Building
Built 1802-04 for Adam Bruce, W.S., who bought the land for £82.16/-. It is the smallest plot measuring 27 feet wide. It is a four storey townhouse with garden and mews house at the back of the property.
Who lived there
In 1841 the house was owned by Miss Elizabeth Hope and occupied by her sister Miss Graham Hope (aged 76) and Hugh Hope, W.S., fourth son of Sir John Hope of Pinkie.
In 1842 the house was bought for £1,900 by Dr James Duncan who lived and worked there until his death in 1866. In 1871 his son John Duncan and his wife Jemima and family were living in the house. They moved to Ainslie Place and in the censuses of 1881, 1891 and 1901, the house is occupied by James Duncan's daughter, Elizabeth and her husband, Algernon Bishop-Culpeper, a retired army captain.

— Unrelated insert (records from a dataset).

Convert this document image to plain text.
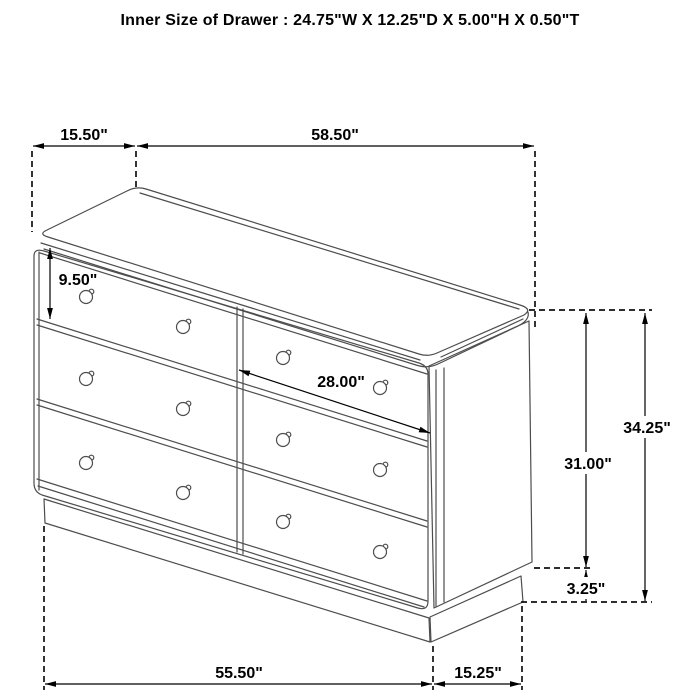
Inner Size of Drawer : 24.75"W X 12.25"D X 5.00"H X 0.50"T
15.50"	58.50"
9.50"
28.00"
31.00"
34.25"
3.25"
55.50"	15.25"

In 1929 the house was gifted to the Kirk Session of St. Andrews Church in George Street by William James Stuart, grandson of Dr James Duncan, in memory of his late parents. His father, Rev. John Stuart, had been the minister of St Andrews Church.
From then until 1985 when it was sold, the house served as the manse for St. Andrews Church.
In 1985, the house was bought by James Gulliver, who built up the Argyll Foods Group and developed the Safeway supermarket chain into one of Britain's most successful retailers in the 1980's. In 1985 he tried unsuccessfully to acquire Distillers, the Scottish whisky group, but lost out controversially to Guinness. He died in 1996.